Do some homework on these forums and the net on small cyclones, either Sturdee's type inside the Triton bucket, or a small (6" or so barrel) model to mount over a 20 litre paint bucket. Vac will not lose suction, much healthier for your vacuum and less vac bag expense.  
Cheers.............Sean

----------


## jaws

I have the Makita its been on the building site for all my jobs handles everything fine,
Powerful suction, able to hook up to tools with tool switching, wet & dry.
Only drawback is the bags are dear, tried cheap ones but they break open in machine.
Cheers,
John

----------


## markharrison

I have one of the Carbatec vacuam cleaners too. It has been extremely useful.  
There is a smaller version with a plastic bottom available now for a $100 less. Looks to be same power head but a smaller barrel. I'd probably go for the smaller version as it would be enough for my needs.

----------


## jimc

I thought I might post an update.... 
SHMBO bought a $74 Kambrook thing.....it lasted all of 15 minutes before blowing up. Needless to say my darling wife spent 1 full hour cleaning the stuufed vac so we can get our money back. 
Has anyone had experience with a SHOPVAC 925-13. I am finding conflicting reviews on the net.

----------


## Cliff Rogers

> ...Has anyone had experience with a SHOPVAC .....

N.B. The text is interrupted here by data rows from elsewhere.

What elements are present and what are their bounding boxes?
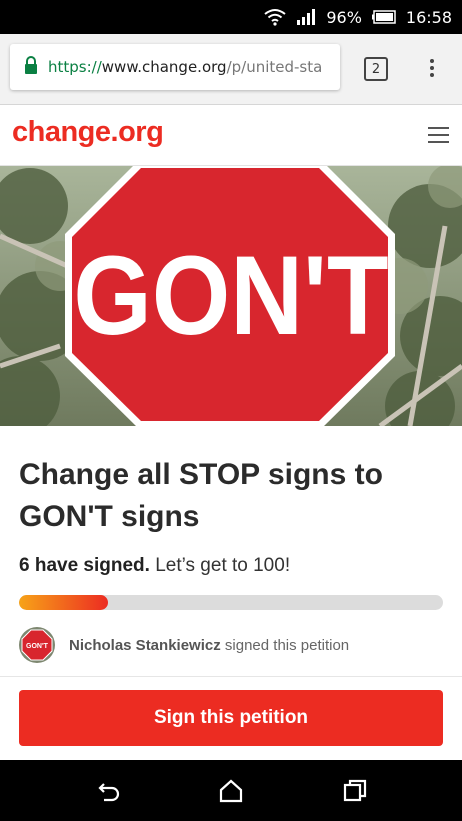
browser-toolbar: https://www.change.org/p/united-sta 2 [0,34,462,105]
petition-title: Change all STOP signs to GON'T signs [19,458,383,533]
change-org-logo[interactable]: change.org [12,116,164,149]
lock-icon [24,55,38,79]
avatar: GON'T [19,627,55,663]
wifi-icon [264,8,286,26]
recent-apps-icon[interactable] [342,778,368,804]
signature-progress-bar [19,595,443,610]
sign-petition-button[interactable]: Sign this petition [19,690,443,746]
url-path: /p/united-sta [226,58,323,76]
address-bar[interactable]: https://www.change.org/p/united-sta [10,44,340,90]
petition-hero-image: GON'T [0,166,462,426]
back-icon[interactable] [96,778,122,804]
goal-text: Let’s get to 100! [155,555,291,576]
recent-signer-row: GON'T Nicholas Stankiewicz signed this p… [19,627,349,663]
url-scheme: https:// [48,58,102,76]
progress-fill [19,595,109,610]
signature-count: 6 have signed. Let’s get to 100! [19,555,290,577]
signer-action: signed this petition [224,636,350,654]
home-icon[interactable] [218,778,244,804]
sign-text: GON'T [73,233,388,358]
signal-icon [296,9,316,25]
battery-icon [371,10,396,24]
status-bar: 96% 16:58 [0,0,462,34]
battery-percentage: 96% [326,7,362,27]
tab-switcher-icon[interactable]: 2 [364,57,388,81]
divider [0,676,462,677]
signed-count-text: 6 have signed. [19,555,150,576]
signer-name[interactable]: Nicholas Stankiewicz [69,637,221,654]
site-header: change.org [0,105,462,166]
url-text: https://www.change.org/p/united-sta [48,58,322,76]
url-host: www.change.org [101,58,227,76]
overflow-menu-icon[interactable] [426,56,438,82]
recent-signer-text: Nicholas Stankiewicz signed this petitio… [69,637,349,654]
navigation-bar [0,760,462,821]
avatar-text: GON'T [26,643,49,650]
hamburger-menu-icon[interactable] [428,127,449,148]
clock: 16:58 [405,7,452,27]
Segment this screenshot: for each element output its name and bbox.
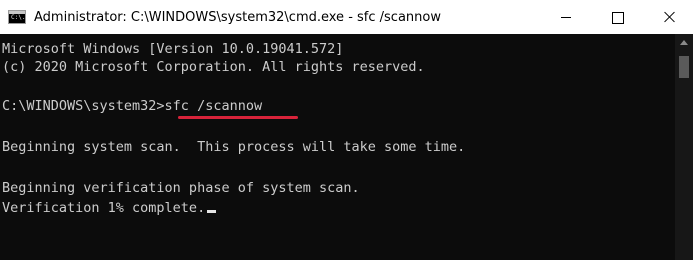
console-line-scan-begin: Beginning system scan. This process will… (2, 139, 466, 155)
close-icon (664, 11, 676, 23)
scroll-up-arrow-icon[interactable] (680, 40, 688, 45)
console-line-copyright: (c) 2020 Microsoft Corporation. All righ… (2, 59, 425, 75)
minimize-icon (561, 17, 571, 18)
window-controls (543, 0, 693, 34)
console-line-progress: Verification 1% complete. (2, 199, 217, 217)
progress-text: Verification 1% complete. (2, 200, 206, 216)
minimize-button[interactable] (543, 0, 589, 34)
maximize-button[interactable] (595, 0, 641, 34)
maximize-icon (612, 12, 624, 24)
scrollbar-thumb[interactable] (679, 56, 689, 78)
console-line-command: C:\WINDOWS\system32>sfc /scannow (2, 98, 263, 114)
cmd-window: C:\. Administrator: C:\WINDOWS\system32\… (0, 0, 693, 260)
command-highlight-underline (178, 116, 298, 119)
close-button[interactable] (647, 0, 693, 34)
console-line-verification-phase: Beginning verification phase of system s… (2, 180, 360, 196)
console-output[interactable]: Microsoft Windows [Version 10.0.19041.57… (0, 34, 675, 260)
window-title: Administrator: C:\WINDOWS\system32\cmd.e… (34, 9, 441, 25)
console-line-version: Microsoft Windows [Version 10.0.19041.57… (2, 41, 344, 57)
vertical-scrollbar[interactable] (675, 34, 693, 260)
cmd-icon-glyph: C:\. (11, 14, 26, 21)
text-cursor (207, 210, 217, 213)
cmd-icon[interactable]: C:\. (8, 10, 26, 24)
title-bar[interactable]: C:\. Administrator: C:\WINDOWS\system32\… (0, 0, 693, 34)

  I had a SHOPVAC, can't remember the model, anyway, it was an upright wet&dry drum on wheels type with the motor up the top, VERY noisey.
I found that if I dragged it around to clean up & it caught on anything, it would tip over 'cos it was top heavy.
The tipping over bit was inconvienient but the real cruncher is that the motor didn't like the fall while it was running & I stuffed 2 motors & they are 2/3s the price of the whole unit.:mad:

----------


## Trent The Thief

Hi, 
I'm using a 5-gallon shop vac with a very-fine dust bag and an aftermarket  HEPA filter. The bag is specifically labelled for drywall dust. I used the very-fine dust bags alone with the standard cloth filter quite some time and didn't have a dust problem. the HEPA filter is nice for catching the finer wood dust when I have a regular bag in the shopvac. 
Keep in mind though, that Cliff wasn't kidding about shopvacs being noisy! When that thing is running, no one in the house can have a conversation without shouting. 
I looked into getting one of the Festool vacuums. I ended up making my car payment instead ;-)

----------